Carnival Corporation & plc, the world’s largest cruise shipping group, has reported a fall for its final quarter and full financial year net and operating results.

Group net profit for the three months to 30 November fell to $546 million from $609 million a year earlier and operating profit (EBIT) decreased to $548 million from $597 million. Revenues increased to $4.26 billion from $3.94 billion.

In the 12 months to 30 November, net profit fell to $2.61 billion from $2.78 billion and EBIT decreased to $2.81 billion from $3.07 billion. Revenues increased to $17.51 billion from $16.39 billion.

For the full year 2016, adjusted net income excludes unrealized gains on fuel derivatives of $236 million and other net charges of $37 million. Revenues for the full year 2017 were $17.5 billion, $1.1 billion higher than the $16.4 billion in the prior year.

"We exceeded the high end of our original full year 2017 guidance by $0.22 per share, achieving record cash from operations of $5.3 billion and another adjusted earnings per share record despite a significant drag from fuel and currency,” said Arnold Donald, President and CEO, in a statement.

“Our full year performance was led by over 4.5% growth in ticket prices while overcoming a variety of headwinds, affirming that our core strategy, which is anchored in delivering exceptional guest experiences, driving demand through marketing programs to increase cruise consideration, and introducing new more efficient ships through measured capacity growth all while leveraging our scale, can deliver consistent earnings improvements," Donald said.

Key information for the fourth quarter 2017 compared to the prior year:

Gross revenue yields (revenue per available lower berth day or "ALBD") increased 6.8%. In constant currency, net revenue yields increased 4.2% for 4Q 2017, better than September guidance of up 1.5% to 2.5%.

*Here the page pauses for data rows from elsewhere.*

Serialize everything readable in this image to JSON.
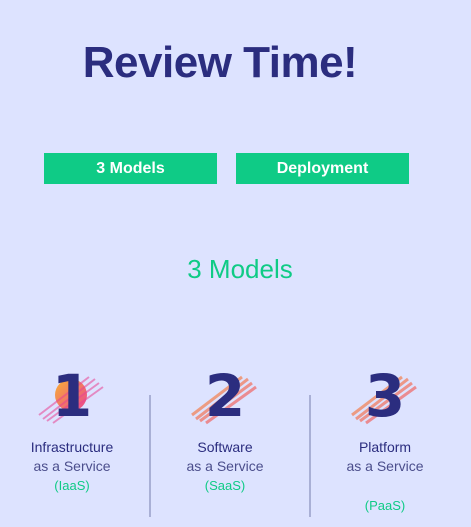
{
  "title": "Review Time!",
  "tabs": [
    {
      "label": "3 Models"
    },
    {
      "label": "Deployment"
    }
  ],
  "section_heading": "3 Models",
  "models": [
    {
      "number": "1",
      "name": "Infrastructure",
      "subtitle": "as a Service",
      "abbr": "(IaaS)"
    },
    {
      "number": "2",
      "name": "Software",
      "subtitle": "as a Service",
      "abbr": "(SaaS)"
    },
    {
      "number": "3",
      "name": "Platform",
      "subtitle": "as a Service",
      "abbr": "(PaaS)"
    }
  ],
  "colors": {
    "background": "#dde3ff",
    "primary_text": "#2b2d7f",
    "accent_green": "#0fcb86",
    "brush_gradient_start": "#f9b233",
    "brush_gradient_end": "#e84393"
  }
}
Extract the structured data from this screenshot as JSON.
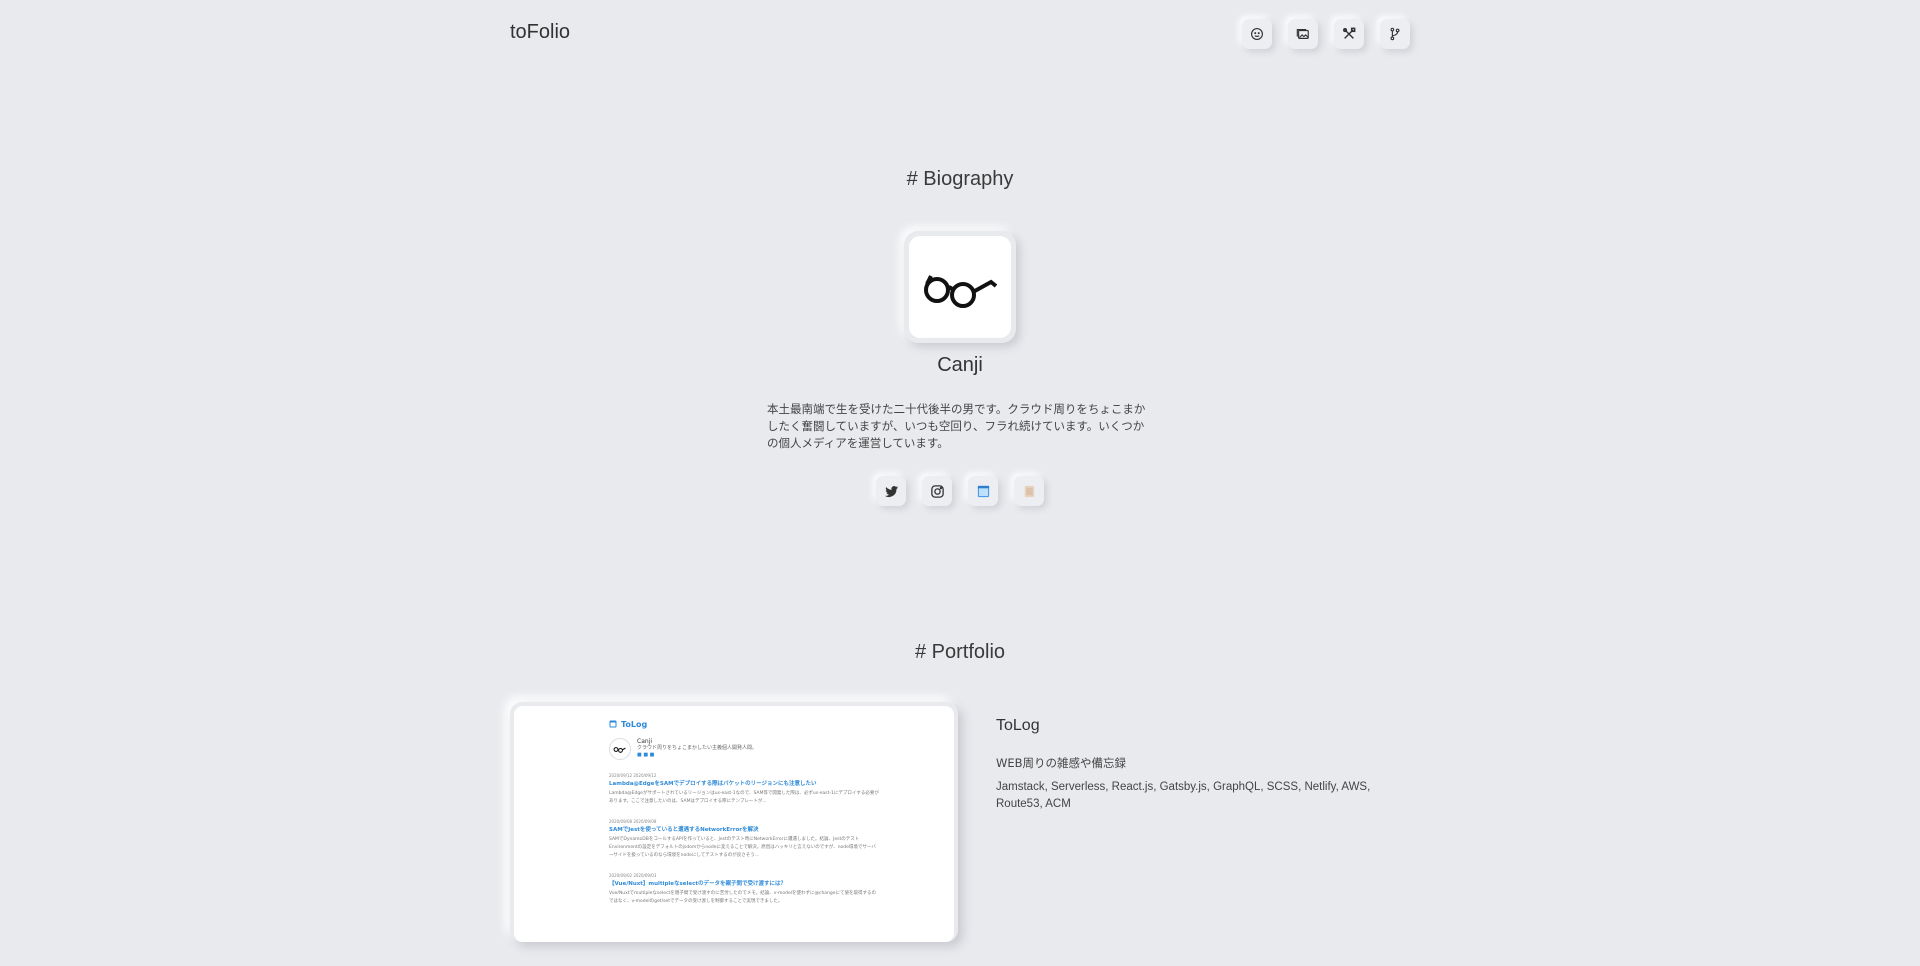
{
  "header": {
    "brand": "toFolio",
    "nav": [
      {
        "icon": "smile-icon"
      },
      {
        "icon": "gallery-icon"
      },
      {
        "icon": "tools-icon"
      },
      {
        "icon": "git-branch-icon"
      }
    ]
  },
  "biography": {
    "title": "# Biography",
    "name": "Canji",
    "bio": "本土最南端で生を受けた二十代後半の男です。クラウド周りをちょこまかしたく奮闘していますが、いつも空回り、フラれ続けています。いくつかの個人メディアを運営しています。",
    "social": [
      {
        "icon": "twitter-icon"
      },
      {
        "icon": "instagram-icon"
      },
      {
        "icon": "blog-icon"
      },
      {
        "icon": "note-icon"
      }
    ]
  },
  "portfolio": {
    "title": "# Portfolio",
    "items": [
      {
        "name": "ToLog",
        "description": "WEB周りの雑感や備忘録",
        "tech": "Jamstack, Serverless, React.js, Gatsby.js, GraphQL, SCSS, Netlify, AWS, Route53, ACM",
        "screenshot": {
          "logo": "ToLog",
          "author": "Canji",
          "tagline": "クラウド周りをちょこまかしたい主義個人開発人間。",
          "posts": [
            {
              "date": "2020/09/12   2020/09/12",
              "title": "Lambda@EdgeをSAMでデプロイする際はバケットのリージョンにも注意したい",
              "body": "Lambda@Edgeがサポートされているリージョンはus-east-1なので、SAM等で開発した際は、必ずus-east-1にデプロイする必要があります。ここで注意したいのは、SAMはデプロイする際にテンプレートが..."
            },
            {
              "date": "2020/09/08   2020/09/08",
              "title": "SAMでJestを使っていると遭遇するNetworkErrorを解決",
              "body": "SAMでDynamoDBをコールするAPIを作っていると、Jestのテスト時にNetworkErrorに遭遇しました。結論、JestのテストEnvironmentの設定をデフォルトのjsdomからnodeに変えることで解決。原因はハッキリと言えないのですが、node環境でサーバーサイドを扱っているのなら環境をnodeにしてテストするのが良さそう..."
            },
            {
              "date": "2020/09/02   2020/09/03",
              "title": "【Vue/Nuxt】multipleなselectのデータを親子間で受け渡すには？",
              "body": "Vue/Nuxtでmultipleなselectを親子間で受け渡すのに苦労したのでメモ。結論、v-modelを使わずに@changeにて値を取得するのではなく、v-modelのget/setでデータの受け渡しを制御することで実現できました。"
            }
          ]
        }
      }
    ]
  }
}
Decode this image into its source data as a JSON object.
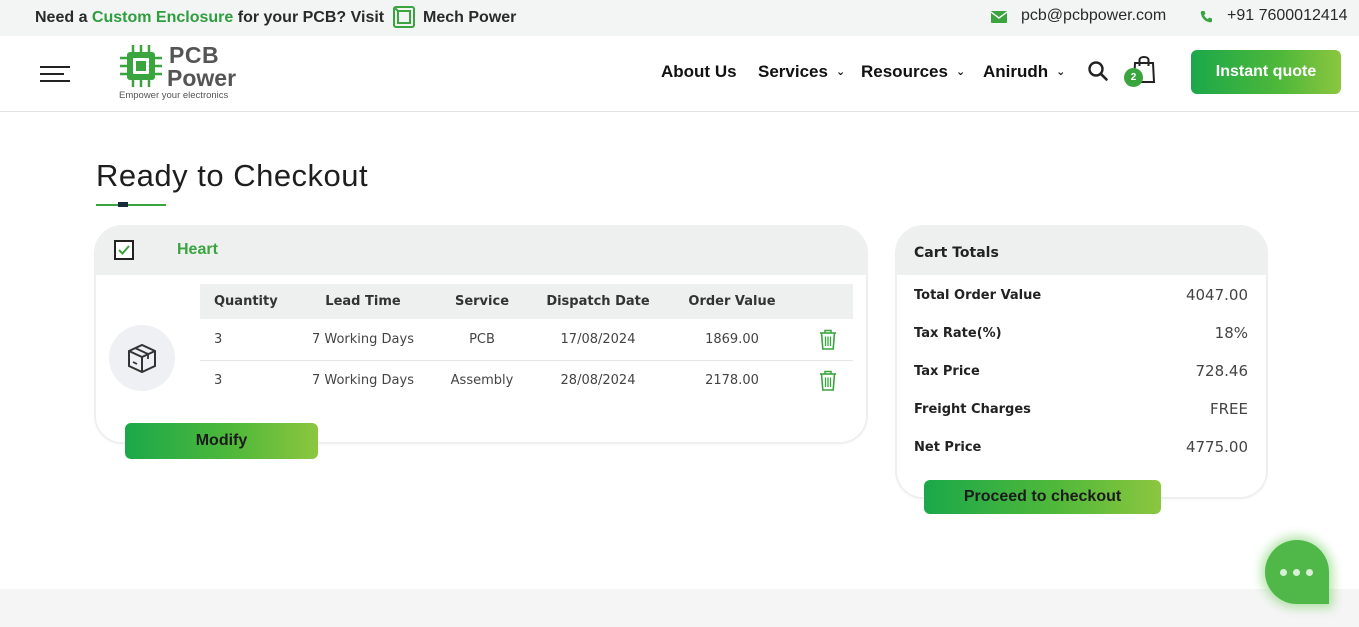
{
  "topbar": {
    "promo_prefix": "Need a",
    "promo_highlight": "Custom Enclosure",
    "promo_middle": "for your PCB? Visit",
    "promo_brand": "Mech Power",
    "email": "pcb@pcbpower.com",
    "phone": "+91 7600012414"
  },
  "header": {
    "logo_line1": "PCB",
    "logo_line2": "Power",
    "logo_tagline": "Empower your electronics",
    "nav": [
      {
        "label": "About Us"
      },
      {
        "label": "Services"
      },
      {
        "label": "Resources"
      },
      {
        "label": "Anirudh"
      }
    ],
    "cart_count": "2",
    "quote_label": "Instant quote"
  },
  "page": {
    "title": "Ready to Checkout"
  },
  "product": {
    "name": "Heart",
    "checked": true,
    "columns": [
      "Quantity",
      "Lead Time",
      "Service",
      "Dispatch Date",
      "Order Value"
    ],
    "rows": [
      {
        "quantity": "3",
        "lead_time": "7 Working Days",
        "service": "PCB",
        "dispatch_date": "17/08/2024",
        "order_value": "1869.00"
      },
      {
        "quantity": "3",
        "lead_time": "7 Working Days",
        "service": "Assembly",
        "dispatch_date": "28/08/2024",
        "order_value": "2178.00"
      }
    ],
    "modify_label": "Modify"
  },
  "totals": {
    "title": "Cart Totals",
    "rows": [
      {
        "label": "Total Order Value",
        "value": "4047.00"
      },
      {
        "label": "Tax Rate(%)",
        "value": "18%"
      },
      {
        "label": "Tax Price",
        "value": "728.46"
      },
      {
        "label": "Freight Charges",
        "value": "FREE"
      },
      {
        "label": "Net Price",
        "value": "4775.00"
      }
    ],
    "checkout_label": "Proceed to checkout"
  },
  "colors": {
    "accent": "#3aa53f",
    "header_bg": "#eef0ef"
  },
  "icons": [
    "menu-icon",
    "chip-logo-icon",
    "mech-power-icon",
    "envelope-icon",
    "phone-icon",
    "search-icon",
    "shopping-bag-icon",
    "checkbox-icon",
    "box-icon",
    "trash-icon",
    "chat-icon"
  ]
}
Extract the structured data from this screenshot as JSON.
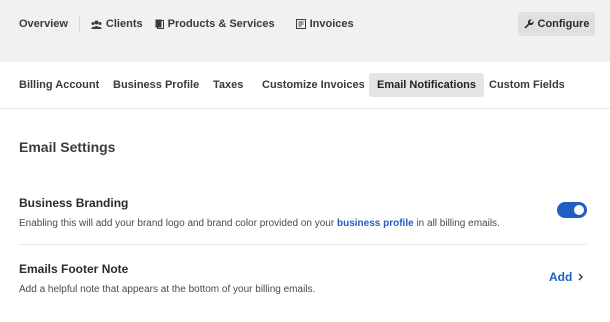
{
  "top_nav": {
    "items": [
      {
        "label": "Overview",
        "icon": ""
      },
      {
        "label": "Clients",
        "icon": "users-icon"
      },
      {
        "label": "Products & Services",
        "icon": "document-icon"
      },
      {
        "label": "Invoices",
        "icon": "invoice-icon"
      }
    ],
    "configure_label": "Configure",
    "configure_icon": "wrench-icon"
  },
  "tabs": [
    {
      "label": "Billing Account",
      "active": false
    },
    {
      "label": "Business Profile",
      "active": false
    },
    {
      "label": "Taxes",
      "active": false
    },
    {
      "label": "Customize Invoices",
      "active": false
    },
    {
      "label": "Email Notifications",
      "active": true
    },
    {
      "label": "Custom Fields",
      "active": false
    }
  ],
  "main": {
    "section_title": "Email Settings",
    "settings": [
      {
        "title": "Business Branding",
        "description_before": "Enabling this will add your brand logo and brand color provided on your ",
        "description_link": "business profile",
        "description_after": " in all billing emails.",
        "toggle_on": true
      },
      {
        "title": "Emails Footer Note",
        "description": "Add a helpful note that appears at the bottom of your billing emails.",
        "action_label": "Add"
      }
    ]
  },
  "colors": {
    "accent": "#1f5fc1",
    "topbar_bg": "#f1f1f1",
    "active_tab_bg": "#e4e4e4"
  }
}
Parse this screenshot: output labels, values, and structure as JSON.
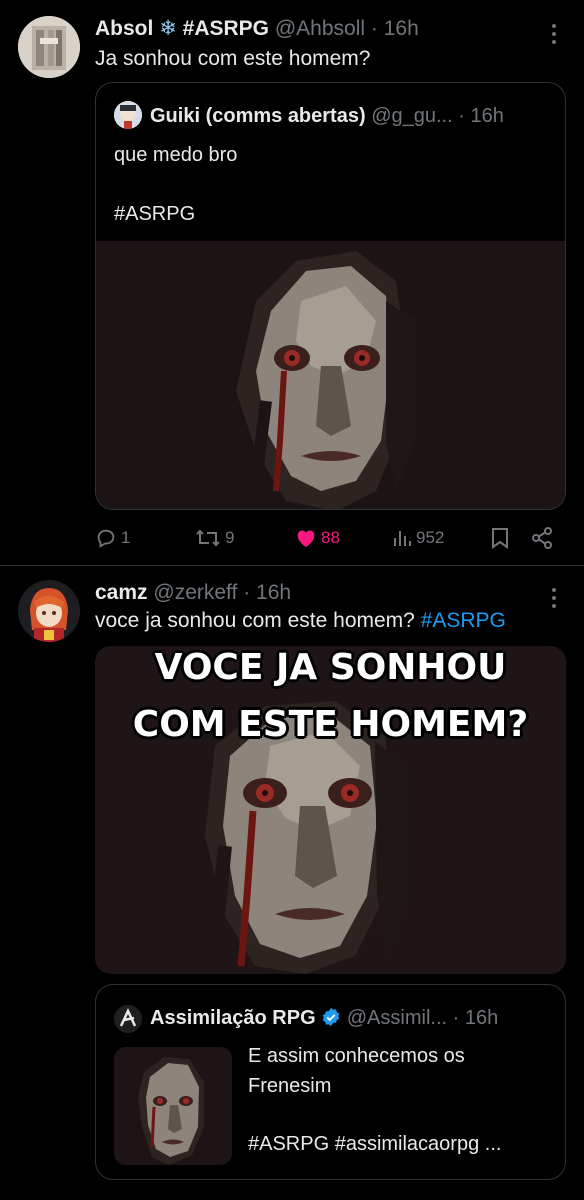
{
  "post1": {
    "author_name": "Absol",
    "author_emoji": "❄",
    "author_tag": "#ASRPG",
    "handle": "@Ahbsoll",
    "sep": "·",
    "time": "16h",
    "text": "Ja sonhou com este homem?",
    "quote": {
      "name": "Guiki (comms abertas)",
      "handle": "@g_gu...",
      "sep": "·",
      "time": "16h",
      "text_line1": "que medo bro",
      "text_line2": "#ASRPG"
    },
    "actions": {
      "replies": "1",
      "reposts": "9",
      "likes": "88",
      "views": "952"
    }
  },
  "post2": {
    "author_name": "camz",
    "handle": "@zerkeff",
    "sep": "·",
    "time": "16h",
    "text": "voce ja sonhou com este homem?",
    "hashtag": "#ASRPG",
    "meme_line1": "VOCE JA SONHOU",
    "meme_line2": "COM ESTE HOMEM?",
    "quote": {
      "name": "Assimilação RPG",
      "handle": "@Assimil...",
      "sep": "·",
      "time": "16h",
      "text_line1": "E assim conhecemos os",
      "text_line2": "Frenesim",
      "text_line3": "#ASRPG #assimilacaorpg ..."
    }
  },
  "colors": {
    "background": "#000000",
    "text": "#e7e9ea",
    "muted": "#71767b",
    "link": "#1d9bf0",
    "like": "#f91880",
    "verified": "#1d9bf0"
  },
  "icons": {
    "reply": "reply-icon",
    "repost": "repost-icon",
    "like": "heart-icon",
    "views": "views-icon",
    "bookmark": "bookmark-icon",
    "share": "share-icon",
    "more": "more-icon",
    "verified": "verified-badge-icon"
  }
}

Gross cruise costs including fuel per ALBD increased 9.7 t. In constant currency, net cruise costs excluding fuel per ALBD increased 6.1%, in line with September guidance of up 6.0% to 7.0%.

Changes in fuel prices (including realized fuel derivatives) and currency exchange rates decreased earnings by $0.03 per share.

Voyage disruptions due to hurricanes reduced fourth quarter earnings by approximately $0.11 per share.